A skeptical reader should know better. Lyon is nothing if not an exacting stylist and the series of words and phrases – “baby,” “cries,” “tired,” “the crook of her arm” – that appear successively, becoming almost incantatory over the course of these three sentences, are not random slips or oversights, but carefully calibrated and intentionally deployed syntactical markers. They introduce one of the novel’s central characters while simultaneously inculcating a tactic of doubling and repetition that will extend throughout this short, intense, and coruscating book.
Other words, phrases, and even scenes will crop up again and again in the course of the text: “Professor Taillac was an asshole,” “Talk him out of it,” or “I can go to work today, and you can go to your drop-in like you always do. Isn’t that good?” This last pair of sentences is particularly crucial, replayed over and over by a guilt-ridden Sara. She blames herself for the death of her sister, Mattie, who lived with a mental deficiency.

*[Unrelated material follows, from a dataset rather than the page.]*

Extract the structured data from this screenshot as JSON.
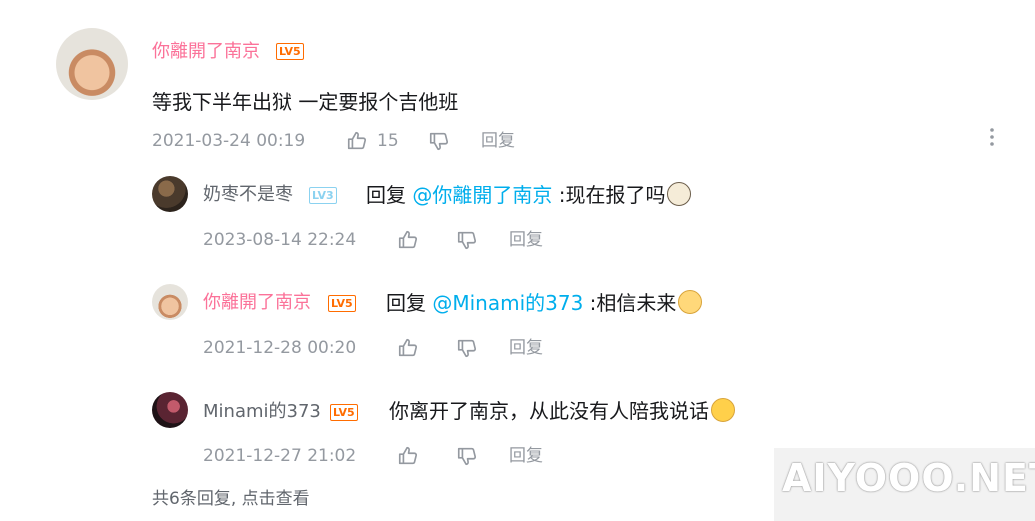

The context of Sara’s question – “Isn’t that good?” – is the revelation that Robert Dwyer has been detained by police. A former housekeeper to the sisters’ mother, Robert will become the fulcrum that see-saws the two halves of Lyon’s narrative: the first involving Sara and Mattie, the second concerning twin sisters Saskia and Jenny.
Here again, parallels and overlaps abound. Sara is highly intelligent, cosmopolitan, and cynical; her intellectually disabled sister is naive and overly trusting. After the siblings’ mother dies, Sara goes away for three days to a conference; when she returns, she discovers that Robert and Mattie have married (a union she quickly and ruthlessly has annulled). The other pair of siblings are equally different: Saskia is bookish and introverted, while Jenny is brash, outgoing, and adventurous. “Jenny was the kind of person who could fly away or go up in flames at any moment,” Lyon writes and, sure enough, in short order Jenny will be hospitalized in a coma following an automobile accident.
Of course the two storylines will converge, though their intersection comes as a shock for the unsuspecting reader, who has been lulled into a sense of complacency by a stylistic approach that is swift and apparently matter-of-fact while also hiding its most barbed aspects until they can be sure to cut the reader, who is caught completely unaware.
Lyon’s previous two novels, The Golden Mean and The Sweet Girl, were set in ancient Greece, so it should come as no surprise that in Consent she employs principles from Greek tragedy in the way her story unfolds. The novel is broken into three parts – or acts – and while Lyon does not adhere to Aristotelian concepts of unity in time, place, and action, there is pity and terror to spare, and the final scenes unfold relentlessly, appearing at once inevitable and surprising.
An attentive reader will pick up on the doubling motifs that proliferate throughout the novel – at the level of prose, as has been noted, but also at the level of character and story. In the most obvious case, Saskia and Jenny are twins, which will become germane as the narrative proceeds to its climax. Death haunts both stories: one of each pair of sisters will die and their surviving siblings will try, in different ways, to cope with the losses and, ultimately, to avenge them. (One of the principles of Greek tragedy Lyon does observe is having the sisters’ respective deaths occur offstage.)
And finally, though perhaps most importantly, there is the matter alluded to in the book’s title. In the case of both Mattie and Jenny, the question of consent – most especially regarding sexual assault – becomes central. Sara is justifiably disturbed by the notion that Robert has been sexually exploiting Mattie, and revelations about Jenny’s sex practices cause Saskia to question how well she knew her sister to begin with. Notions of sexual integrity and consent are further complicated in Sara’s case by her affinity for the work of a problematic painter, and in Saskia’s by her relationship with her academic adviser, the aforementioned “asshole” professor.
The subtlety with which Lyon handles all this is remarkable, especially when one considers the novel’s brevity. The author packs more into her sentences than most writers working today and constructs a narrative that closes on the reader like a mousetrap. And like any good mousetrap, by the time its victim realizes where they’ve stumbled, it’s too late.